For years, American policymakers have looked with increasing wonder and envy at high-performing nations that consistently outperform the United States on heavily publicized international tests, such as PISA and TIMSS.
And those assessments don’t even provide information about the academic prowess of students in China, a nation of 1.3 billion people. (The People’s Republic does not take part in them.)
The truth is that for politicians, researchers, journalists, and others, the school practices in many of those countries remain a mystery. It’s difficult to get reliable, firsthand information on those countries’ standards, curricula, and teaching practices—not to mention information that is available in English.
Now a new Web site offers the public a way around those cultural and language barriers.
Created by the Asia-Pacific Economic Cooperation, or APEC, and sponsored by the U.S. Department of Education, the site offers the public with direct links to curriculum, test items, and examples of classroom teaching in China, Japan, Korea, and Singapore, as well as Pacific Rim nations such as Australia and New Zealand. It also presents a glimpse of the common educational challenges facing those jurisdictions.

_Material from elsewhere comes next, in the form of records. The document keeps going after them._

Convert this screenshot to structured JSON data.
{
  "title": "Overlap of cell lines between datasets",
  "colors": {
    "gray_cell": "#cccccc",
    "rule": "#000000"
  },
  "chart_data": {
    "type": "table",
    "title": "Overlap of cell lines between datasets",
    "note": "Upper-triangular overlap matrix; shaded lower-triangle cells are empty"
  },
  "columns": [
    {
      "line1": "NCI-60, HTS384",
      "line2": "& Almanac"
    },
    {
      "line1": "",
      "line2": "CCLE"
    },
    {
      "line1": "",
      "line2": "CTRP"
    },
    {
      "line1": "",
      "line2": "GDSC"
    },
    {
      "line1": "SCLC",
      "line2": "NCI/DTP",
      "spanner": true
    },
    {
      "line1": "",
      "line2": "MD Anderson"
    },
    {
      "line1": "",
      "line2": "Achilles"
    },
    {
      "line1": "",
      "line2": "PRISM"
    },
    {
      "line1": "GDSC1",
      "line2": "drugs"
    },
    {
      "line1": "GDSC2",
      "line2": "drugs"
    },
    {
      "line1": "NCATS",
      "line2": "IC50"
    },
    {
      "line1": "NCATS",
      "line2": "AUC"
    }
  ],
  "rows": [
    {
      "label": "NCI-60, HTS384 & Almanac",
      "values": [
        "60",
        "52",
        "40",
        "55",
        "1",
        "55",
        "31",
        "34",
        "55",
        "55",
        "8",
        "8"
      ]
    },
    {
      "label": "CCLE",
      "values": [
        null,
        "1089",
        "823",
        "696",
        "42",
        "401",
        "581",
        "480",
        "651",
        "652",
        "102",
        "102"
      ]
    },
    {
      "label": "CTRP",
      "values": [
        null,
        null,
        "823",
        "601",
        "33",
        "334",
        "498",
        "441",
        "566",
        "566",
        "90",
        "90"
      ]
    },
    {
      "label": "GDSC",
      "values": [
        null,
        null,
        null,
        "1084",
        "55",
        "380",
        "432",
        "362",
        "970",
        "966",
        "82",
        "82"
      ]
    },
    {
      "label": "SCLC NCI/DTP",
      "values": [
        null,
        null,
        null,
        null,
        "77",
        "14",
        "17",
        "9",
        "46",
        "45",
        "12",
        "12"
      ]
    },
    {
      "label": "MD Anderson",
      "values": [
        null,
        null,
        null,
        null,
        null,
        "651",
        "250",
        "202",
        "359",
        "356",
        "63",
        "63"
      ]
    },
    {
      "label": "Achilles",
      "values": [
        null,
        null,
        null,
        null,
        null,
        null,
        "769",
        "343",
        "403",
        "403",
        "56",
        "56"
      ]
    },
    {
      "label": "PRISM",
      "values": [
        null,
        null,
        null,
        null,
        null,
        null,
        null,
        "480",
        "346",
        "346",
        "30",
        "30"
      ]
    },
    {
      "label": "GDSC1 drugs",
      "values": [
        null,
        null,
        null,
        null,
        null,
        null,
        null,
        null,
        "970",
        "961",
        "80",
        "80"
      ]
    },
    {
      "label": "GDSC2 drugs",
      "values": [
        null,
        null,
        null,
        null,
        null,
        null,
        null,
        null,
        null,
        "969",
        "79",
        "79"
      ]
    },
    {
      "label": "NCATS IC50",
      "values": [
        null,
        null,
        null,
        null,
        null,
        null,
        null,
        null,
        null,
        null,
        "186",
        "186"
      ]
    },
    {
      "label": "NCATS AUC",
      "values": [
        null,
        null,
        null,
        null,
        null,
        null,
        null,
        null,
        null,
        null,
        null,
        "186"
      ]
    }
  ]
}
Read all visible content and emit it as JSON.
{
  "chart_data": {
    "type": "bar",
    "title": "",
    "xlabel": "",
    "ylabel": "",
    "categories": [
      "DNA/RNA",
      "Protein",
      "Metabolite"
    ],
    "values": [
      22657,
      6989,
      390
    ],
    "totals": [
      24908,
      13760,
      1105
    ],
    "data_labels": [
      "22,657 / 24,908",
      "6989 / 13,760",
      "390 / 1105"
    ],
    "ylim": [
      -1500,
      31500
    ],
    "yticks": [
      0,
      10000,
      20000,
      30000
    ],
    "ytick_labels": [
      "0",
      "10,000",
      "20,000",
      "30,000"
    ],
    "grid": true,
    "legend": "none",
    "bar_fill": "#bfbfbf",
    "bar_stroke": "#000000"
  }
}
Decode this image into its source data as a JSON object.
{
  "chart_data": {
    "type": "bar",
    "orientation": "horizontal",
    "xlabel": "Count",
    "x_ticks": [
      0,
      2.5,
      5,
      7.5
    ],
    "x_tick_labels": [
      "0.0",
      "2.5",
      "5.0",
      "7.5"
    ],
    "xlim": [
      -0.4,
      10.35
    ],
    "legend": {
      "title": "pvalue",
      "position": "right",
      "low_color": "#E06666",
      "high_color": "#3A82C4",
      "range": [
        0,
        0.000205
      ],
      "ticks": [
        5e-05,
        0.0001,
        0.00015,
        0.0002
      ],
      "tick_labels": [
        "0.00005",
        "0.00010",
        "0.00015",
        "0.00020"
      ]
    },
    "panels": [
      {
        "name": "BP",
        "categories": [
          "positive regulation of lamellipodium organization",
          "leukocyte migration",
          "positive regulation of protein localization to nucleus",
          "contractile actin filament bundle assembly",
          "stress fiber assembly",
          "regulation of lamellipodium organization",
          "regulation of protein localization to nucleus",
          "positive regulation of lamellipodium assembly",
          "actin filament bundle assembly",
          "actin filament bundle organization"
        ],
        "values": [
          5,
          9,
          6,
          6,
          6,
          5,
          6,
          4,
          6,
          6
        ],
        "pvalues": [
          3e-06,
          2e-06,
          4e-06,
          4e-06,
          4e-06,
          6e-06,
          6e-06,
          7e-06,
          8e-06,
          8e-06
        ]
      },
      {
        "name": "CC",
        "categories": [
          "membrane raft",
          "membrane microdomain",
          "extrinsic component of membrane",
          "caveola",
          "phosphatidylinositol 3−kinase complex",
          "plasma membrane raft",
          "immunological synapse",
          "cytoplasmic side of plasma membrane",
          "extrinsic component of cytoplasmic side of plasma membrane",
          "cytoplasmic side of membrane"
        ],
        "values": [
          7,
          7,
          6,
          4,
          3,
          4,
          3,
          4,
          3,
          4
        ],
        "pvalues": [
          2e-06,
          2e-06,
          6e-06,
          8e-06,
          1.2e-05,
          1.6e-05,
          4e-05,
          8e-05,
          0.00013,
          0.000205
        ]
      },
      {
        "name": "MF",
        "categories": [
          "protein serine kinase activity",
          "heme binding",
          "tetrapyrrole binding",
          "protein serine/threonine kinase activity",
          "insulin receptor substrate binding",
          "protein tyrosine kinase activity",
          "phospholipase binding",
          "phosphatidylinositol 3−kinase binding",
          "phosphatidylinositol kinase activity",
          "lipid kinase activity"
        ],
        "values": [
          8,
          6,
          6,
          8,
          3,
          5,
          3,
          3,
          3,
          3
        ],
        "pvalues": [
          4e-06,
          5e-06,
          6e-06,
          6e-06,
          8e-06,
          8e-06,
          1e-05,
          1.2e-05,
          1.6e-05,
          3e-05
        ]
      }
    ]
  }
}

And yes, it’s all in English.
Visitors can read the translated math standards being used in Chinese schools, along with those of Japan, Korea, and other nations, They can see video demonstrations of teaching. This week, for instance, I watched an online video of a Japanese teacher leading a rather boisterous math class. As the teacher spoke, subtitles appeared onscreen, explaining the content that was being covered and what the teachers and students were saying.
There is also information on the foreign-language requirements of various nations. In addition, an American policy organization, Achieve, offers a comparison of the math and science standards across the APEC countries, examining which topics get covered most often by grade span. (My colleague Kathleen mentioned Achieve’s work on this topic in a previous post.)
The site is the work of APEC, a 21-nation organization that promotes economic development, trade, and investment across the Pacific Rim. APEC maintains the site; the U.S. Department of Education sponsors it, though the agency does not endorse or screen its materials.
Anyone can access the site. Material is added to it through a password-protected system, which allows educaton experts in various countries to submit and update information that the organization’s members, and the public at large, might find useful, said Alan Ginsburg, the chair of human-resources development at APEC, who has worked on the site. Ginsburg is also the director of policy and program studies at the Education Department.
“It’s a way for us to collaboratively build a knowledge base among APEC countries that draws upon the strengths and experiences of different education systems,” Ginsburg explained to me. “It’s also a way that we can begin to identify what our differences are.”
APEC member countries arrange to have their curricular materials and other resources translated into English, typically by a university researcher or another source. The site is rapidly evolving, Ginsburg noted, and it’s likely to include much more information in the future than it does now.
Even so, there’s already a wealth of information for anybody interested in how other nations (in some cases, higher-performing nations) are doing things.